Except Burt Reynolds is sitting there, and he’s not laughing. He’s not even smiling, he’s looking straight at DeLuise, and at a break in the story, Burt quietly says, “Actually, you were the bravest man on that raft.”
It stops everyone, but only for a second. DeLuise looks at him and laughs, like Burt’s setting him up for some new schtick. The audience starts quietly tittering, like this is all part of the act but they’re not sure how, but Reynolds still isn’t smiling. Instead, he looks DeLuise right in the eye and repeats, “You were, by far, the bravest man on that raft.” And he’s dead serious, and it shuts everyone up, especially Dom DeLuise, because you can tell he has no idea where Reynolds is going with this.

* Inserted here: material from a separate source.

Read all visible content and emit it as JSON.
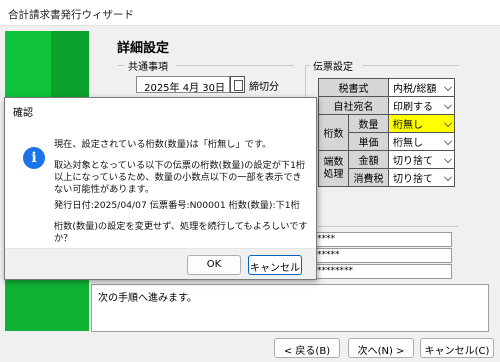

I don’t remember Burt Reynolds’ exact words that night, but the gist of what he said was this: my buddies and me eat stuff like this up. We love the rush of whitewater rafting, we’d do it every day if we could. We think it’s a blast. So for us to head down that river takes zero courage whatsoever. We can’t wait to get out there. You, however, are completely out of your element. You don’t love the thrill of it, you’re terrified of drowning or injury every second of the way. You’re not comfortable hanging out with He-Man jock types, and you’re completely insecure in a situation where guys are measuring their dicks (like I said, I’m paraphrasing). But you did it anyway. You came along and endured it even though you were freaking out. For us, it was nothing. You were the only one who had to overcome fear. That makes you the bravest man on that raft.

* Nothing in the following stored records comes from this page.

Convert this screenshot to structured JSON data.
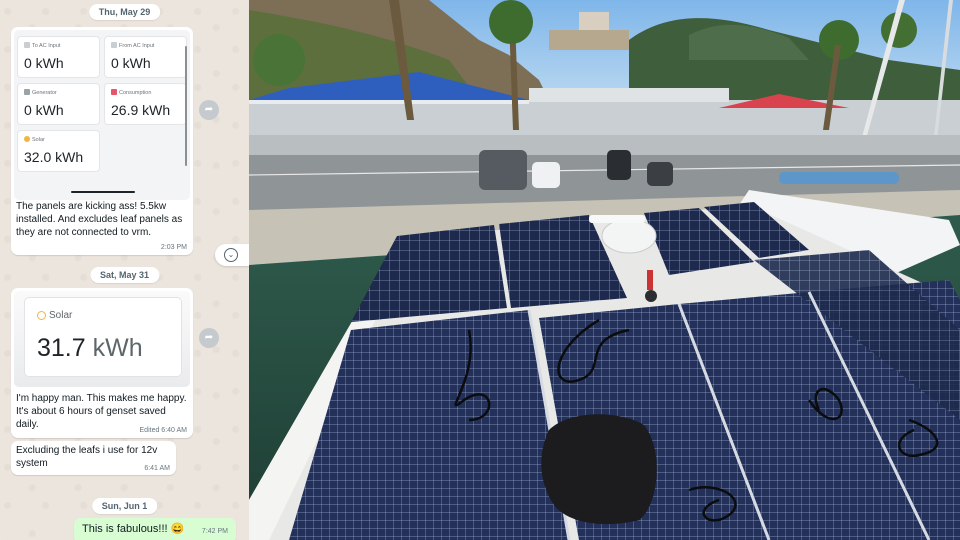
{
  "chat": {
    "date_1": "Thu, May 29",
    "tiles": [
      {
        "label": "To AC Input",
        "value": "0 kWh"
      },
      {
        "label": "From AC Input",
        "value": "0 kWh"
      },
      {
        "label": "Generator",
        "value": "0 kWh"
      },
      {
        "label": "Consumption",
        "value": "26.9 kWh"
      },
      {
        "label": "Solar",
        "value": "32.0 kWh"
      }
    ],
    "msg_1_text": "The panels are kicking ass! 5.5kw installed. And excludes leaf panels as they are not connected to vrm.",
    "msg_1_time": "2:03 PM",
    "date_2": "Sat, May 31",
    "solar_card": {
      "label": "Solar",
      "value": "31.7",
      "unit": "kWh"
    },
    "msg_2_text": "I'm happy man. This makes me happy. It's about 6 hours of genset saved daily.",
    "msg_2_time": "Edited 6:40 AM",
    "msg_3_text": "Excluding the leafs i use for 12v system",
    "msg_3_time": "6:41 AM",
    "date_3": "Sun, Jun 1",
    "msg_4_text": "This is fabulous!!! 😄",
    "msg_4_time": "7:42 PM",
    "colors": {
      "chat_bg": "#ece5dd",
      "outgoing_bubble": "#d9fdd3",
      "consumption_icon": "#e8556b",
      "solar_icon": "#f3b53f"
    }
  },
  "photo": {
    "description_icons": [
      "satellite-dome",
      "solar-panels"
    ]
  }
}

It was an astonishing moment (at least it remains so in my memory all these years later). It stopped the show cold. Carson had no idea what to say, and DeLuise was completely floored – it’s the only time I ever saw him at a loss for words. Reynolds had stepped completely out of character at that moment to come to the aid of a friend. I remember watching from home, and thinking two things: 1) I have a whole new definition of “courage” I’d never considered before, and 2) wow, maybe Dom DeLuise has a better friend in Burt Reynolds than any of us thought.
Somehow, Johnny got the show back on track, and Reynolds once again slipped into the Good Old Boy persona we all wanted from him all along. But I’ve thought about that moment a lot over the years. It was a story I found useful with The Knucklehead when he had his own moments of facing his fears. It was a glimpse of honest friendship (at least as far as I could tell). And it came from the damnedest, most unlikely wellspring of ethical content you could think of: late-night celebrity television.
So, be ready, because good ideas seem to jump out at us from unaccustomed places sometimes. And relax, Knucklehead. You ain’t heard the last of this story.